Quebec can't find a municaplity that would be warm to the idea of having it's town be a port to export it. One place they were looking at was a breeding ground for Beluga whales and the government backed off after scientists said no no and environmentalist pressure. No municipality wants to be the port town.
New Brunswick may end up getting the exit port
The Irvings are against Energy East, so no way it ends in NB.
But I do genuinely believe that the PCs were not so much a place on the spectrum as power brokers under a big tent. And I don't see how that type of party survives when the tent is empty and the power is gone.
If Alberta history is any guide, they're screwed. Looking next door, the BC SoCred example (in power for 30 years, then they vanished) also makes it look pretty dire for them. And the Union Nationale in Quebec had an equally bleak outcome, though in their case they were so tied to Duplessis that there's a pretty big difference.

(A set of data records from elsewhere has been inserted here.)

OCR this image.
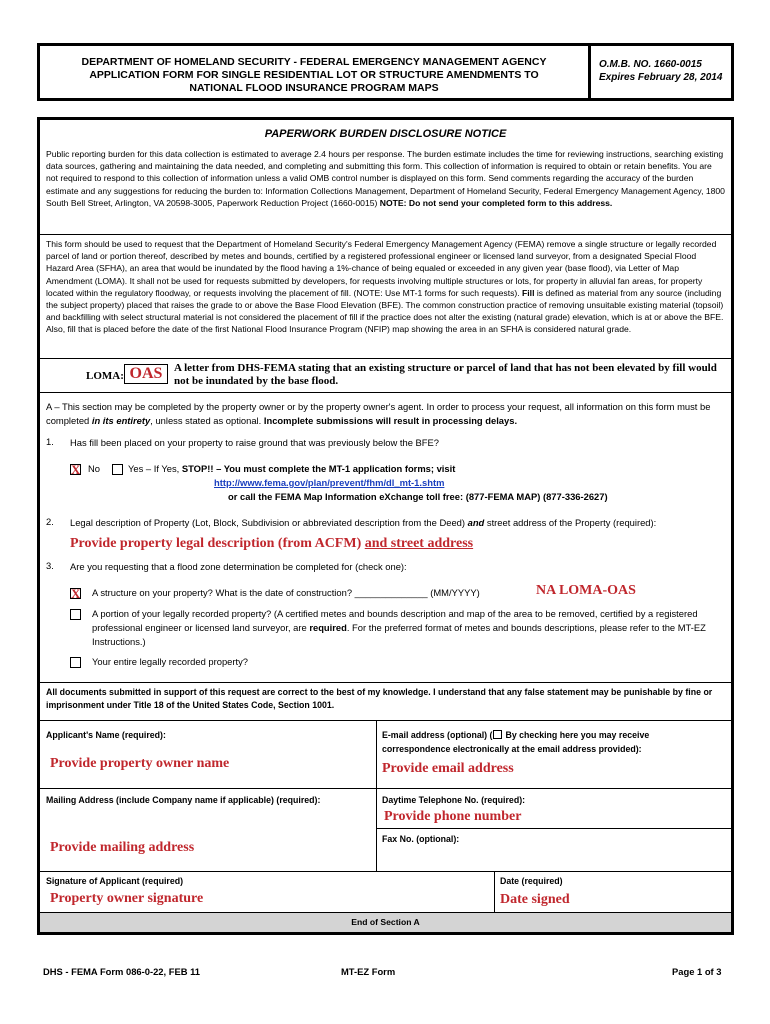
DEPARTMENT OF HOMELAND SECURITY - FEDERAL EMERGENCY MANAGEMENT AGENCY
APPLICATION FORM FOR SINGLE RESIDENTIAL LOT OR STRUCTURE AMENDMENTS TO
NATIONAL FLOOD INSURANCE PROGRAM MAPS
O.M.B. NO. 1660-0015
Expires February 28, 2014
PAPERWORK BURDEN DISCLOSURE NOTICE
Public reporting burden for this data collection is estimated to average 2.4 hours per response. The burden estimate includes the time for reviewing instructions, searching existing data sources, gathering and maintaining the data needed, and completing and submitting this form. This collection of information is required to obtain or retain benefits. You are not required to respond to this collection of information unless a valid OMB control number is displayed on this form. Send comments regarding the accuracy of the burden estimate and any suggestions for reducing the burden to: Information Collections Management, Department of Homeland Security, Federal Emergency Management Agency, 1800 South Bell Street, Arlington, VA 20598-3005, Paperwork Reduction Project (1660-0015) NOTE: Do not send your completed form to this address.
This form should be used to request that the Department of Homeland Security's Federal Emergency Management Agency (FEMA) remove a single structure or legally recorded parcel of land or portion thereof, described by metes and bounds, certified by a registered professional engineer or licensed land surveyor, from a designated Special Flood Hazard Area (SFHA), an area that would be inundated by the flood having a 1%-chance of being equaled or exceeded in any given year (base flood), via Letter of Map Amendment (LOMA). It shall not be used for requests submitted by developers, for requests involving multiple structures or lots, for property in alluvial fan areas, for property located within the regulatory floodway, or requests involving the placement of fill. (NOTE: Use MT-1 forms for such requests). Fill is defined as material from any source (including the subject property) placed that raises the grade to or above the Base Flood Elevation (BFE). The common construction practice of removing unsuitable existing material (topsoil) and backfilling with select structural material is not considered the placement of fill if the practice does not alter the existing (natural grade) elevation, which is at or above the BFE. Also, fill that is placed before the date of the first National Flood Insurance Program (NFIP) map showing the area in an SFHA is considered natural grade.
LOMA: OAS	A letter from DHS-FEMA stating that an existing structure or parcel of land that has not been elevated by fill would not be inundated by the base flood.
A – This section may be completed by the property owner or by the property owner's agent. In order to process your request, all information on this form must be completed in its entirety, unless stated as optional. Incomplete submissions will result in processing delays.
1. Has fill been placed on your property to raise ground that was previously below the BFE?
X No	Yes – If Yes, STOP!! – You must complete the MT-1 application forms; visit
http://www.fema.gov/plan/prevent/fhm/dl_mt-1.shtm
or call the FEMA Map Information eXchange toll free: (877-FEMA MAP) (877-336-2627)
2. Legal description of Property (Lot, Block, Subdivision or abbreviated description from the Deed) and street address of the Property (required):
Provide property legal description (from ACFM) and street address
3. Are you requesting that a flood zone determination be completed for (check one):
X A structure on your property? What is the date of construction? ______________ (MM/YYYY)	NA LOMA-OAS
A portion of your legally recorded property? (A certified metes and bounds description and map of the area to be removed, certified by a registered professional engineer or licensed land surveyor, are required. For the preferred format of metes and bounds descriptions, please refer to the MT-EZ Instructions.)
Your entire legally recorded property?
All documents submitted in support of this request are correct to the best of my knowledge. I understand that any false statement may be punishable by fine or imprisonment under Title 18 of the United States Code, Section 1001.
Applicant's Name (required):
Provide property owner name
E-mail address (optional) ( By checking here you may receive correspondence electronically at the email address provided):
Provide email address
Mailing Address (include Company name if applicable) (required):
Provide mailing address
Daytime Telephone No. (required):
Provide phone number
Fax No. (optional):
Signature of Applicant (required)
Property owner signature
Date (required)
Date signed
End of Section A
DHS - FEMA Form 086-0-22, FEB 11	MT-EZ Form	Page 1 of 3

There are some positive examples, though. The Liberals were on the losing end of two of the largest majorities in history (Diefenbaker in 1958 and Mulroney in 1984), but they came back as big tent parties. Provincially, the Ontario Tories, too, came back after being in power forever (as the Big Blue Machine) & losing...though they came back as a hard-right party, which may have screwed them over in the long run, since now the party just keeps going more and more to the right and getting further and further away from power. And in Saskatchewan, the CCF -- not really a big tent party in the sense of the Big Red/Blue Machine or the AB Tories, but they lasted forever as a political dynasty, so there are some similarities -- was able to stay relevant after losing, then come back as the NDP and become another dynasty. They're being killed by Wall now, but I think they'll come back eventually.
So...yeah. I'm buying into your thinking, that the Wildrose will overtake/succeed the PCs, but it's not out of the realm of possibility that they stick around and come back.